Ангелина едва удержала равновесие, ухватившись за выступ стены, а юное создание отскочило, смущённо отряхивая своё короткое изумрудное платьице.
— Простите, простите! Я не заметила вас! — послышался звонкий, немного смущённый, но жизнерадостный голос.
Перед Ангелиной стояла, переминаясь с ноги на ногу, хрупкая девушка лет восемнадцати, с большими, как у лесной нимфы, карими глазами, россыпью веснушек по всему вздернутому носу и озорной, открытой улыбкой. Она с нескрываемым любопытством и интересом разглядывала Ангелину с ног до головы.
— Вы и есть та самая? Новая, загадочная жена моего брата Ричарда? — без всяких церемоний и фильтров выпалила она. — Я Рания, его младшая сестра. Я только что вернулась из пансиона! Меня наконец-то выпустили, ведь мне уже исполнилось восемнадцать! — она произнесла это с такой гордостью и облегчением, будто совершила великий подвиг и сбросила оковы. — А теперь меня ждёт ужасная, просто катастрофическая участь — официальная встреча с каким-то невероятно скучным и чопорным женихом, которого мне подобрали родители. Вы просто не представляете, как мне страшно и тоскливо от одной этой мысли!
Ангелина с неподдельным интересом изучала эту живую, непосредственную и стремительную, как ручеёк, девочку. После вчерашних интриг, напряжённых диалогов и скрытых угроз её бесхитростная, эмоциональная болтовня была как глоток свежего, чистого воздуха после удушливого дыма.
— Ужасная участь, говоришь? — мягко улыбнулась Ангелина, чувствуя, как её собственное настроение поднимается. — А давай обсудим эту трагедию за сытным завтраком? Я как раз искала, чем бы подкрепиться, чтобы набраться сил для новых свершений.
— Правда? Вы не против моего общества? — глаза Рании загорелись азартным огоньком. — Я знаю, где тут самая уютная и солнечная гостиная, куда никто не заглядывает в это время! Пойдёмте, я вам покажу!
Не дожидаясь ответа, она энергично схватила Ангелину за руку и потащила за собой по лабиринту коридоров, без умолку рассказывая о строгостях пансиона, о глупых правилах, о своих подругах и о своих сокровенных, романтических мечтах.
Вскоре они устроились в небольшой, действительно залитой солнцем гостиной с пастельными стенами и мягкими диванами, куда служанки, по щелчку пальцев Рании, тут же принесли серебряный поднос с тёплыми, хрустящими булочками с корицей, тарелкой свежих, сочных фруктов и дымящимся кувшином душистого травяного чая.
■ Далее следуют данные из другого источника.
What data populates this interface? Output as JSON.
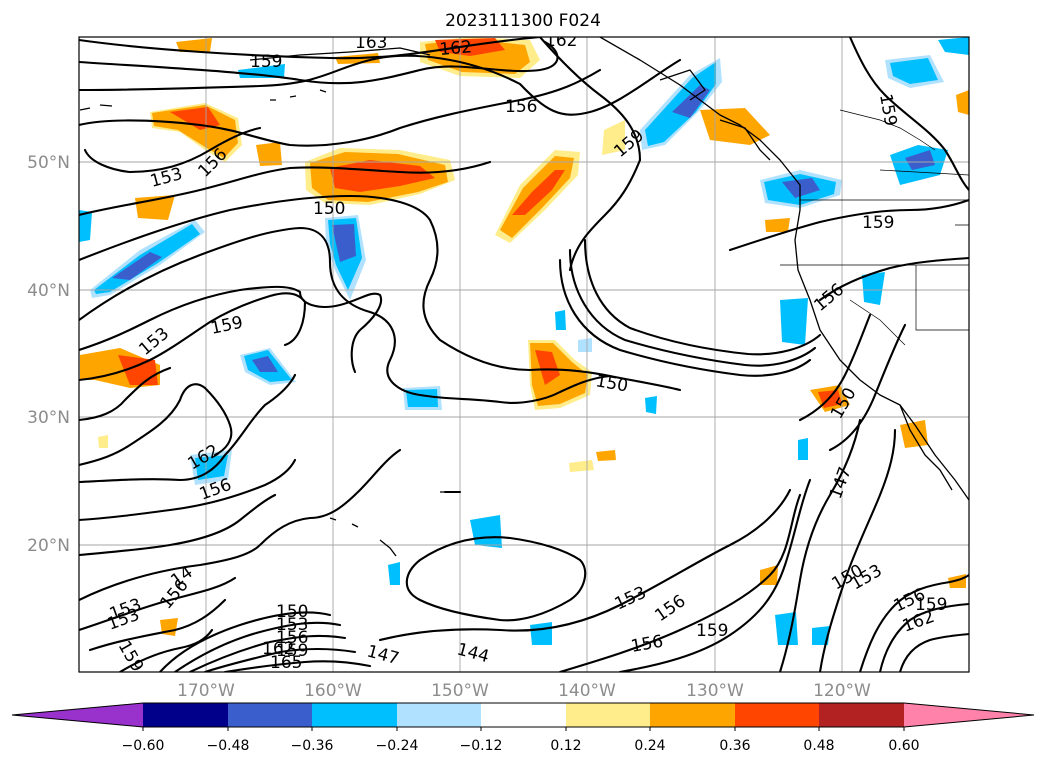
{
  "title": "2023111300 F024",
  "lat_ticks": [
    "50°N",
    "40°N",
    "30°N",
    "20°N"
  ],
  "lon_ticks": [
    "170°W",
    "160°W",
    "150°W",
    "140°W",
    "130°W",
    "120°W"
  ],
  "colorbar": {
    "ticks": [
      "−0.60",
      "−0.48",
      "−0.36",
      "−0.24",
      "−0.12",
      "0.12",
      "0.24",
      "0.36",
      "0.48",
      "0.60"
    ],
    "bin_colors": [
      "#9932cc",
      "#00008b",
      "#3a5fcd",
      "#00bfff",
      "#b0e2ff",
      "#ffffff",
      "#ffec8b",
      "#ffa500",
      "#ff4500",
      "#b22222",
      "#ff82ab"
    ],
    "extend": "both"
  },
  "contour_labels": [
    "159",
    "163",
    "162",
    "162",
    "156",
    "159",
    "153",
    "156",
    "150",
    "159",
    "159",
    "153",
    "159",
    "150",
    "162",
    "156",
    "147",
    "150",
    "156",
    "153",
    "144",
    "156",
    "153",
    "156",
    "159",
    "150",
    "153",
    "156",
    "159",
    "162",
    "14",
    "156",
    "153",
    "159",
    "150",
    "153",
    "156",
    "159",
    "162",
    "165",
    "147"
  ],
  "colors": {
    "warm_fill": "#ffa500",
    "warm_core": "#ff4500",
    "cool_fill": "#00bfff",
    "cool_core": "#3a5fcd",
    "light_warm": "#ffec8b",
    "light_cool": "#b0e2ff"
  }
}
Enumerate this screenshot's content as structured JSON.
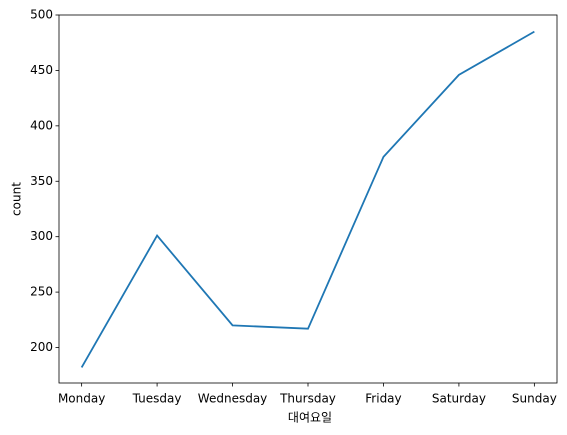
{
  "chart_data": {
    "type": "line",
    "x_label": "대여요일",
    "y_label": "count",
    "categories": [
      "Monday",
      "Tuesday",
      "Wednesday",
      "Thursday",
      "Friday",
      "Saturday",
      "Sunday"
    ],
    "values": [
      182,
      301,
      220,
      217,
      372,
      446,
      485
    ],
    "color": "#1f77b4",
    "ylim": [
      168,
      500
    ],
    "yticks": [
      200,
      250,
      300,
      350,
      400,
      450,
      500
    ],
    "grid": false
  }
}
— Ну и как вам наш Ричард? — с жадным любопытством спросила Рания, с аппетитом откусывая большой кусок сливочной булки. — Он же такой… бука и тиран. Вечно всё по правилам, вечно хмурый и недовольный. Мама говорит, ему просто не хватает женской мягкости и тепла, но по-моему, он просто законченный зануда и сухарь.
Ангелина не могла сдержать широкой, понимающей улыбки.
— Знаешь, а я, пожалуй, с твоей мамой согласна, — сказала она, делая вид, что задумалась, и поправляя складки на своём простом платье. — Просто эту самую мягкость и человечность в нём нужно сначала отыскать, а потом уж разбудить. И иногда… для этого требуются самые неожиданные и нетривиальные методы.
— Ой, правда? Это звучит так интригующе! — Рания пододвинулась ближе, её глаза блестели от неподдельного интереса и азарта. — А вы не боитесь его? Все вокруг его вроде бы уважают, но на самом деле просто боятся до дрожи в коленках.